OzSage advice on protecting children from Covid

OzSage, the new multi-disciplinary network of Australian experts formed in response to the COVID-19 pandemic, has released new advice on the protection of children from COVID-19 and making schools and childcare safer.

Burnet Institute Director and CEO Professor Brendan Crabb AC is a co-author of the latest OzSage report which recommends:

  • Vaccinating eligible children, their parents and teachers as soon as possible
  • Ensuring access to safe indoor air through ventilation and filtration
  • Using high quality masks for children and teachers in schools
  • Providing families flexible learning options so they can make their own decisions
    about their children attending school in-person

“During this pandemic, nearly all unvaccinated individuals will eventually be infected.
Most children in Australia are currently unvaccinated, and only children 12-and-over
are eligible for vaccination presently,” the report states.

“If they are not protected, one-to-three percent of unvaccinated Australian children may become hospitalised with COVID-19, and more may suffer from ongoing symptoms lasting for a year or more.

“Paediatric wards, hospitals and health systems may become overwhelmed. School closures and educational disruption are likely.”

The authors concede that the long-term risks posed by COVID-19 to children are unclear, but given what is currently known and based on the principle of precaution, we should do what we can to protect children.

“We must learn from the successes and failures of school re-openings overseas.

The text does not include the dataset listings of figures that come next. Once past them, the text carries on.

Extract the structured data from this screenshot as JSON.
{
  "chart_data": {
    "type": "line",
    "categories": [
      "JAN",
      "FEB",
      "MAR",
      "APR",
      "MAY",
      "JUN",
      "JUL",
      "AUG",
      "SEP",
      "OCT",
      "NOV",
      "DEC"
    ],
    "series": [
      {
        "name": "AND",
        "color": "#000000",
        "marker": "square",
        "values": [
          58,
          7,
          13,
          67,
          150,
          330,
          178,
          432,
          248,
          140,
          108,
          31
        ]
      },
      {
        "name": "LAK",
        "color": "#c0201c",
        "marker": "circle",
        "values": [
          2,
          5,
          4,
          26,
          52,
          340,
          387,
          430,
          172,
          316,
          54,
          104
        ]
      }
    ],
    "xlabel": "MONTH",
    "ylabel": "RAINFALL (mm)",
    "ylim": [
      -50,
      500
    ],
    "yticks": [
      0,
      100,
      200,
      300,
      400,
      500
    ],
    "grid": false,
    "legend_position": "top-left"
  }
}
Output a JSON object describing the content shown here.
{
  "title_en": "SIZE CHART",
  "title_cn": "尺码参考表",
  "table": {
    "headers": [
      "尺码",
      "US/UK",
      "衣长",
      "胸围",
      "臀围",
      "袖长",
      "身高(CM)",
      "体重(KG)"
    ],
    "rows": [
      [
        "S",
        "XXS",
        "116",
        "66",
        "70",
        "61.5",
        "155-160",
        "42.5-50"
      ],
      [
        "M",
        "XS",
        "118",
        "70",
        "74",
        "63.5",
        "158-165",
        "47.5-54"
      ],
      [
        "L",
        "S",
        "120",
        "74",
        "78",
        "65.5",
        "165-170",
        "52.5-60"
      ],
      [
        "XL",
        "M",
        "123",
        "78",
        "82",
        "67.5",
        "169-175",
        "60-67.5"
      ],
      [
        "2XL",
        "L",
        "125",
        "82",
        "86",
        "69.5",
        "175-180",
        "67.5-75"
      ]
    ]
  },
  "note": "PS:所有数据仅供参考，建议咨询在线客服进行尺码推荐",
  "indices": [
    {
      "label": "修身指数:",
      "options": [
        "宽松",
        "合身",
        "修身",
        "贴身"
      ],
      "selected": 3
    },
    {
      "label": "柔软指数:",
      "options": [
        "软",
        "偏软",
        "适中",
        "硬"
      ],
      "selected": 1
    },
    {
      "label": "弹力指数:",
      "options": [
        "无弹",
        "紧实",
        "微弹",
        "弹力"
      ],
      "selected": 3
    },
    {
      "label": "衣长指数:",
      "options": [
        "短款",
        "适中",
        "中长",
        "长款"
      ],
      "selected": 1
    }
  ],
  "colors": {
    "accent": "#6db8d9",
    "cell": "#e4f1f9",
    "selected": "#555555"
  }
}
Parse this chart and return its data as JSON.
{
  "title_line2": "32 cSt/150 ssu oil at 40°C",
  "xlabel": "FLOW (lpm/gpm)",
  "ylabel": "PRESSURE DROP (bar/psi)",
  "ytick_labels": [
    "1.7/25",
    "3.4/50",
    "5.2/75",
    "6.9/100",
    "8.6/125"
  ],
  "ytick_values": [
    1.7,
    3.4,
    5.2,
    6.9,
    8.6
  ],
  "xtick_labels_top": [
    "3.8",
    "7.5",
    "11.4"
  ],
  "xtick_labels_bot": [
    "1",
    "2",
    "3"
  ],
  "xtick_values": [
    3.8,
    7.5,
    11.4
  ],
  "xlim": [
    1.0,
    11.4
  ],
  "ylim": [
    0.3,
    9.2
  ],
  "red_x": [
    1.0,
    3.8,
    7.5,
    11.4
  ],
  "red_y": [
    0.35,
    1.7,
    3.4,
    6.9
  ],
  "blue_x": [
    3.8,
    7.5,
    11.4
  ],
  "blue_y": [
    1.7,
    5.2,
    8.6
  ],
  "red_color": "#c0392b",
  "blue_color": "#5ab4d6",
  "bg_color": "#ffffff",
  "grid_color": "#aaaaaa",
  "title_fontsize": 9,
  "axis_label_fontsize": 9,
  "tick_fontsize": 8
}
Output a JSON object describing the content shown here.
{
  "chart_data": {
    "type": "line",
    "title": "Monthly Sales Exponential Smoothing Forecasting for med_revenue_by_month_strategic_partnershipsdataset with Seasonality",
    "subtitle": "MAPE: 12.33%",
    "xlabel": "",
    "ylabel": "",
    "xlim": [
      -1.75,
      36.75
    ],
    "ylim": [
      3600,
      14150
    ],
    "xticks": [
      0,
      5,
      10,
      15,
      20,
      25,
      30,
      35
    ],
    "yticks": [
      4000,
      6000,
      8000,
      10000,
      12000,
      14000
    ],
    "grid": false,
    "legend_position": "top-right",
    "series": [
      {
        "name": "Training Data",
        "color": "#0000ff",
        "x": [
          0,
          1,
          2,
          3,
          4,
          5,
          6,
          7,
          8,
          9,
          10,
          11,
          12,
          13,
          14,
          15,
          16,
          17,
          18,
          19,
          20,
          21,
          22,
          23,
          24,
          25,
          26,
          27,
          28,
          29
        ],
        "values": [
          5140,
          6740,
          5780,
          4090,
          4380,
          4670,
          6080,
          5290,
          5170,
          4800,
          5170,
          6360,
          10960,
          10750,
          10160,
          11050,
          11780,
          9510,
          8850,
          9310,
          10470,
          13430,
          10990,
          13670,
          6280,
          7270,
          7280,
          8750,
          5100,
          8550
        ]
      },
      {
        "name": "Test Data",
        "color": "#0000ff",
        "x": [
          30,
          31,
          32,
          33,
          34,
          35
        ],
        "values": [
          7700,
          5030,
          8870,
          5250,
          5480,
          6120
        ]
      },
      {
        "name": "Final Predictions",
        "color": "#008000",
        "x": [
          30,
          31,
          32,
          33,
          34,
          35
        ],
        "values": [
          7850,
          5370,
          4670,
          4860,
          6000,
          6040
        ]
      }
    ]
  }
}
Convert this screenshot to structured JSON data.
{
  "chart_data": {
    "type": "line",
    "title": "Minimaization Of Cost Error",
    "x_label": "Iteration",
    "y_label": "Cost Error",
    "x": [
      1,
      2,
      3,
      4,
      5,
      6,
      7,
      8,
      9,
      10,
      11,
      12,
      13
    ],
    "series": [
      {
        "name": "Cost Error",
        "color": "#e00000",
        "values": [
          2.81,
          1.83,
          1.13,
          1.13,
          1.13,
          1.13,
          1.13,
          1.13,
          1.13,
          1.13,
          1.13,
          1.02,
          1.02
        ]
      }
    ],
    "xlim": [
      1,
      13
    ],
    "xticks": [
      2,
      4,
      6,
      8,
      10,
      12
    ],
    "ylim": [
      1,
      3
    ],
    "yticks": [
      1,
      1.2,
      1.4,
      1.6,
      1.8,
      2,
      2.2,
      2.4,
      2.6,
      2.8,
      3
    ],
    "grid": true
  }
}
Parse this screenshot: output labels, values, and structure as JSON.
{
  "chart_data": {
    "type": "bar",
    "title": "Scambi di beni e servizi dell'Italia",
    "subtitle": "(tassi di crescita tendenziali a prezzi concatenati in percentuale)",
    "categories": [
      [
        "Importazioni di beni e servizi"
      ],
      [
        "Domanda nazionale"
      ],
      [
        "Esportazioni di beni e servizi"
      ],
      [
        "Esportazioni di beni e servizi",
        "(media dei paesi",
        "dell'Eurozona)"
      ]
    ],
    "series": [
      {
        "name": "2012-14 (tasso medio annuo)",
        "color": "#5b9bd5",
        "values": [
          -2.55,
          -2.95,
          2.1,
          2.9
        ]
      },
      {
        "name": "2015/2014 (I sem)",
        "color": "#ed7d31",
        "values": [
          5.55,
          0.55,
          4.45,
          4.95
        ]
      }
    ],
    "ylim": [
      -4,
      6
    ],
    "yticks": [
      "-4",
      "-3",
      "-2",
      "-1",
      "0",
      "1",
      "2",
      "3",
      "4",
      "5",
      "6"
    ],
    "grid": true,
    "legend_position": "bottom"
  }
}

In San Francisco, through near universal mask use in schools and by providing safe indoor air, there have been very few instances of in-school transmission this year.

“On the other hand, in England, where neither masks nor safe air are routine in schools, and where vaccination was not recommended for 12-to-15 year-olds until September and then limited to only one dose, eight percent of school children were infected with COVID-19 within two weeks of the start of term.”

The report states that protecting children requires vaccinating children when possible, ensuring access to safe air indoor through ventilation, using high quality masks, providing families with flexible choices between home schooling and attending in-person school, and protecting children’s mental health.

OzSage aims to offer well-researched and robustly debated independent expert advice as an additional resource for federal and state governments, opposition, business, community and non-government agencies in Australia to achieve an exit strategy with the best possible health, social and economic outcomes.

Its members, including Professor Crabb, and Burnet Deputy Directors Professor Margaret Hellard AM and Associate Professor David Anderson, are drawn from frontline roles in a broad range of disciplines – from public health and infectious diseases to engineering and occupational hygiene, through to multicultural engagement and economics.